На следующее утро, когда королевская свита проехала по мосту с опечаленными богами и богинями, которые попрощались с дорогими гостями, а купидон освободил стрелки часов, и они снова пошли по кругу, Елизавета оглянулась на высокие башни Кенилуорта и почувствовала себя так, словно покидала Камелот.
Лесной бог Сильван появился из-за деревьев и продекламировал стихи, выражая свою безмерную грусть от разлуки с ними и обещая удвоить количество оленей в лесу и обеспечить вечную весну в садах, если они останутся. Из беседки, сплетенной из остролиста в конце аллеи, появился актер, который назвался Страстным Желанием, посланником Небесной Палаты, и тоже умолял их остаться.
Под его нарядом Елизавета могла различить рослого уроженца здешних мест – вероятно, фермера или кузнеца. Он вспомнила и Гарри Голдингхэма, игравшего Ариона, и его вспыхнувшее от смущения лицо, когда он забыл свои реплики. Наверное, не стоит пристально всматриваться в персонажей мифов и легенд.
– Я не поеду дальше на север, – внезапно обратилась она к Хаттону.
Нет, она не поедет в Бакстон; ей будет лучше не видеть Марию.
Стен очень не любил помогать своему деду заниматься ежедневной рутинной работой во дворе Драгсхольма. Все занятия были неприятными: уборка навоза, кормежка мастифов и мулов, необходимость заглядывать под виселицы и проверять, не завелись ли там змеи или мелкие хищники. Но его семья всегда отвечала за содержание внутреннего двора, и однажды он тоже возьмет на себя эту обязанность.
Сегодня утром запах моря чувствовался особенно сильно – его принес ровный ветер со стороны океана. На дворе стоял апрель, и небо было пронзительно-голубым. Земля пробуждалась от зимней спячки, и уже распаханные поля источали характерный аромат свежей почвы, обещавший лучшие времена. Разгуливая по двору, Стен по крайней мере радовался, что работает на улице. Как ужасно было бы никогда не выходить наружу и выполнять всю работу за столом в комнате, словно школьный учитель, гравер или ростовщик! Или ничего не делать, а просто быть там.

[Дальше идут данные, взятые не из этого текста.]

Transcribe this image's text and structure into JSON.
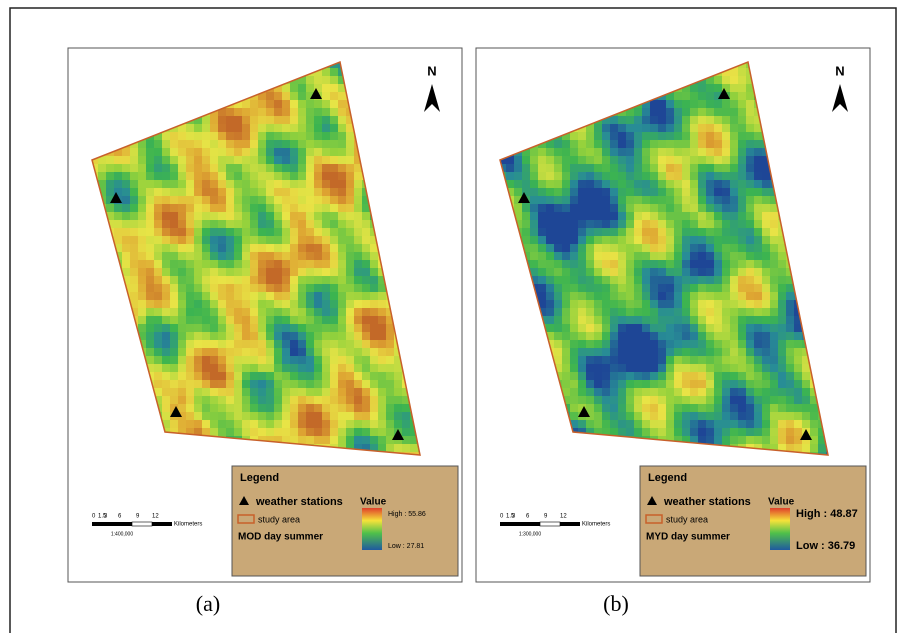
{
  "panels": [
    {
      "label": "(a)",
      "north": "N",
      "legend": {
        "title": "Legend",
        "stations": "weather stations",
        "study_area": "study area",
        "value": "Value",
        "high": "High : 55.86",
        "low": "Low : 27.81",
        "product": "MOD day summer"
      },
      "scale": {
        "ticks": [
          "0",
          "1.5",
          "3",
          "6",
          "9",
          "12"
        ],
        "unit": "Kilometers",
        "ratio": "1:400,000"
      }
    },
    {
      "label": "(b)",
      "north": "N",
      "legend": {
        "title": "Legend",
        "stations": "weather stations",
        "study_area": "study area",
        "value": "Value",
        "high": "High : 48.87",
        "low": "Low : 36.79",
        "product": "MYD day summer"
      },
      "scale": {
        "ticks": [
          "0",
          "1.5",
          "3",
          "6",
          "9",
          "12"
        ],
        "unit": "Kilometers",
        "ratio": "1:300,000"
      }
    }
  ]
}
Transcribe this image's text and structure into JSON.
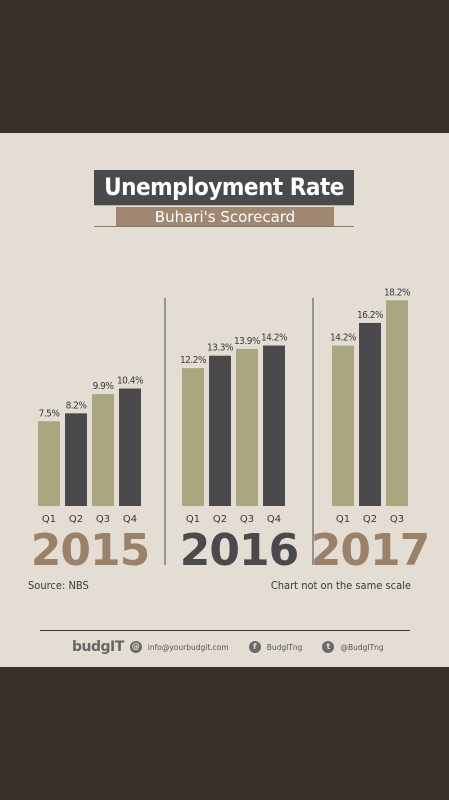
{
  "title": "Unemployment Rate",
  "subtitle": "Buhari's Scorecard",
  "source": "Source: NBS",
  "note": "Chart not on the same scale",
  "footer": {
    "logo": "budgIT",
    "email": "info@yourbudgit.com",
    "facebook": "BudgITng",
    "twitter": "@BudgITng"
  },
  "colors": {
    "khaki": "#a9a77f",
    "dark": "#4a4a4c",
    "year_brown": "#9a826a",
    "year_dark": "#4a4a4c"
  },
  "icons": [
    "mail-icon",
    "facebook-icon",
    "twitter-icon"
  ],
  "chart_data": [
    {
      "type": "bar",
      "title": "2015",
      "categories": [
        "Q1",
        "Q2",
        "Q3",
        "Q4"
      ],
      "values": [
        7.5,
        8.2,
        9.9,
        10.4
      ],
      "labels": [
        "7.5%",
        "8.2%",
        "9.9%",
        "10.4%"
      ]
    },
    {
      "type": "bar",
      "title": "2016",
      "categories": [
        "Q1",
        "Q2",
        "Q3",
        "Q4"
      ],
      "values": [
        12.2,
        13.3,
        13.9,
        14.2
      ],
      "labels": [
        "12.2%",
        "13.3%",
        "13.9%",
        "14.2%"
      ]
    },
    {
      "type": "bar",
      "title": "2017",
      "categories": [
        "Q1",
        "Q2",
        "Q3"
      ],
      "values": [
        14.2,
        16.2,
        18.2
      ],
      "labels": [
        "14.2%",
        "16.2%",
        "18.2%"
      ]
    }
  ]
}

– Дедушка, мы будем кормить заключенных сегодня утром? – внезапно спросил он. Это была худшая работа из всех. Он ненавидел подсовывать деревянные тарелки под двери и слышать звяканье кандалов, когда кто-то тянулся к ним.
– Да, скоро мы займемся этим. Скажи повару, чтобы подготовил порции и нарезал хлеб.
Заключенные получали хлеб, эль и объедки из гарнизонной столовой.
Час спустя Стен тащился за своим дедом со стопкой полных тарелок. Перед каждой дверью – массивной, крепко запертой на замок и с задвинутым засовом – находился маленький желоб, достаточно широкий лишь для того, чтобы просунуть тарелку.
– Еда! – кричал его дед, и тогда заключенный просовывал в желоб старую тарелку и получал новую. Иногда они слышали бормотание и замечали костлявые пальцы на краю тарелки, но никогда не видели лиц. В каждой двери имелся маленький глазок, через который стражник мог проверить расположение заключенного, чтобы не оказаться застигнутым врасплох при необходимости открыть дверь. В другое время глазками не пользовались.
Но был один заключенный, которого им доводилось видеть. Этот находился в подземной темнице, и его тарелку нужно было опускать на подставке и подталкивать шестом к столбу, где он мог дотянуться до нее. Внутри было совершенно темно, и тюремщикам приходилось зажигать фонарь, чтобы видеть, что они делают. Человек, привязанный к толстому столбу, за пять лет своего заключения постепенно превратился в животное. Стен помнил то время, когда этот человек носил нормальный костюм и говорил обычные слова, но тогда ему едва исполнилось пять или шесть лет, и возможно, он ошибался. Возможно, это были не настоящие воспоминания, а часть истории, которую ему рассказывали.
Но теперь, по словам его деда, тот человек совершенно обезумел, и это случилось уже давно. Он зарос волосами, словно обезьяна, рычал и скрежетал зубами. Иногда он выл, запрокинув голову, но обычно хранил молчание и без устали расхаживал взад-вперед по бесконечному полукругу вокруг столба, насколько позволяла цепь. Пол вокруг покрывали его собственные испражнения, но он протоптал там тропу… Когда поднимали крышку на потолке темницы и свет проникал внутрь, он вздрагивал и прикрывал рукой глаза, которые покрылись тусклой пленкой и почти ничего не видели, но потом он все равно останавливался и смотрел прямо на свет. Он был обнажен; его одежда давно сгнила, и казалось, он не понимал, как надеть новую, которую приносил дед Стена. Ее пришлось свалить в кучу возле него, и в конце концов там угнездились крысы, порвавшие ткань и растащившие ее по углам. Его нагота не так бросалась в глаза из-за волос и грязи, но Стен всегда разглядывал его гениталии, которые были видны и по-прежнему выглядели как у человека.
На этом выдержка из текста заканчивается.